Türkiye bu sınıflandırmada tabii “muhafazakâr “ ülkeler arasında yerini almıştır. Ama şimdi Başbakan’ın kişisel çabalarıyla, “daha da muhafazakâr” olma yolunda. Türkiye’nin birçok üniversitesinde içki içilen yer, içkili lokanta var. Ama bunlar öğrenciye kapalı. Yani, yukarıda söylediğim anlamsız çelişki: kapıdan çıkıp iki adım yürüyerek içkili bir mekâna girebilir ve ona “öğrenci” olup olmadığını sormanın bir anlamı yoktur.
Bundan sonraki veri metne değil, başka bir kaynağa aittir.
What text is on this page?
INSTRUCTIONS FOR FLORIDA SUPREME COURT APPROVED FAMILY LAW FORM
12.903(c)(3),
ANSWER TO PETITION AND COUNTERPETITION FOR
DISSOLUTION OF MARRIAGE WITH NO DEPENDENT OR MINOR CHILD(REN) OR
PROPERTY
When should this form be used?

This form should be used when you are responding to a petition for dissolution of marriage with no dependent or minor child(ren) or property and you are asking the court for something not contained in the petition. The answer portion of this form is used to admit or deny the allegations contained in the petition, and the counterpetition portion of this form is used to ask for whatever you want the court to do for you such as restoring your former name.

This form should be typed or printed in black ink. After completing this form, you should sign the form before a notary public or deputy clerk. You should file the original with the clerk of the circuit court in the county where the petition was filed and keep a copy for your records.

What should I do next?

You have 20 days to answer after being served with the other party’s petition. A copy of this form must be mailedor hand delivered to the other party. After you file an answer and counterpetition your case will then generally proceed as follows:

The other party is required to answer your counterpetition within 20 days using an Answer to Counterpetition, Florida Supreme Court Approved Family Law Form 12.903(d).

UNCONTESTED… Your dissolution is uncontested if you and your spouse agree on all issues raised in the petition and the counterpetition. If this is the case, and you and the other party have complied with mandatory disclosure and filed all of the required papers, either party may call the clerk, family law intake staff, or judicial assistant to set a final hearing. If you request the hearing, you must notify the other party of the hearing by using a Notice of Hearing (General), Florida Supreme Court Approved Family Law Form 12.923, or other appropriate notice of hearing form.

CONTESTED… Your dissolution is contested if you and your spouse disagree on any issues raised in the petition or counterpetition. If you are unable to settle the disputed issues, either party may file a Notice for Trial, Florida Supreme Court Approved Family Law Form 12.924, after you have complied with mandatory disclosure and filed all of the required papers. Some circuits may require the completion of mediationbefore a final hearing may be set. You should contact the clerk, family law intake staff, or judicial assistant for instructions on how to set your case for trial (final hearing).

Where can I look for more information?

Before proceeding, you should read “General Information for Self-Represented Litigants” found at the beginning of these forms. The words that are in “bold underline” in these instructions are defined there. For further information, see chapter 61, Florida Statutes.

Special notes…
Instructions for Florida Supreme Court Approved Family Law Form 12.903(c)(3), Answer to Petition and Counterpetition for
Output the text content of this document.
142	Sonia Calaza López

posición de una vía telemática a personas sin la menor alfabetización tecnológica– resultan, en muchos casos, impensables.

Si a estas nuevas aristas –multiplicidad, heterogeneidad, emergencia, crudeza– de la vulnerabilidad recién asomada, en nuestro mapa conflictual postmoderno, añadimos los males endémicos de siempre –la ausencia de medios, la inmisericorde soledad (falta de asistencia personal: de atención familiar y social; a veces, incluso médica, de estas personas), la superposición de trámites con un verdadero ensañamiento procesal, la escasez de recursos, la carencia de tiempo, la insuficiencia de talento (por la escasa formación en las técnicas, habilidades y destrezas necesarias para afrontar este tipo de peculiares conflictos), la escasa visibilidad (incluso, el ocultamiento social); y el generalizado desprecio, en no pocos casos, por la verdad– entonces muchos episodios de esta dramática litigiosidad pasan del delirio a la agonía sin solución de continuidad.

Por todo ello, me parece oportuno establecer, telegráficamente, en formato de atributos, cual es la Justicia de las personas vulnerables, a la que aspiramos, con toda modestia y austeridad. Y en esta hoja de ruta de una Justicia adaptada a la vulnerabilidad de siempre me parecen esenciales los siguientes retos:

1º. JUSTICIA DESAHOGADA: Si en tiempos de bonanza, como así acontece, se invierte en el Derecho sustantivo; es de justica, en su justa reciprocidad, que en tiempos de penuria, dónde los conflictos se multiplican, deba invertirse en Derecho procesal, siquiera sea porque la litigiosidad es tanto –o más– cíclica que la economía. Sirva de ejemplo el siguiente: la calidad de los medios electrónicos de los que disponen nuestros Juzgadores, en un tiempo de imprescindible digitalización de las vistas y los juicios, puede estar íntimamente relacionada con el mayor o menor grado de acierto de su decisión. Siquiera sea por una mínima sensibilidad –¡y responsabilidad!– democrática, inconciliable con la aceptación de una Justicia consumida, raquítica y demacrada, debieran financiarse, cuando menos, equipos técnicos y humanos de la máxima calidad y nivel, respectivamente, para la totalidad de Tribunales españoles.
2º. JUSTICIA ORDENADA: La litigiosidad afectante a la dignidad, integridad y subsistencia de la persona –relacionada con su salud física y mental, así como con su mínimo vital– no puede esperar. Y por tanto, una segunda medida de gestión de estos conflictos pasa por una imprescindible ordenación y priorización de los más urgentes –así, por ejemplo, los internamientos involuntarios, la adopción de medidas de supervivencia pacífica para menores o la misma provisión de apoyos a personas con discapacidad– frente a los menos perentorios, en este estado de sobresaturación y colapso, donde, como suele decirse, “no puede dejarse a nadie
Ama üniversite “toprakları “üstünde içki içemez —fiilen yasak olduğu için değil, bulamadığı için.


Erdoğan hükümeti, Amerika’yı model almakta kararlı görünüyor. Kürtajdan içkiye, olabilecek her konuda, Amerika’da geçerli olan muhafazakâr yasamayı taklit edecekleri anlaşılıyor.


“Ne yapıyorsunuz?”denince de, cevap, “İşte! Batı’da da var!” olacaktır.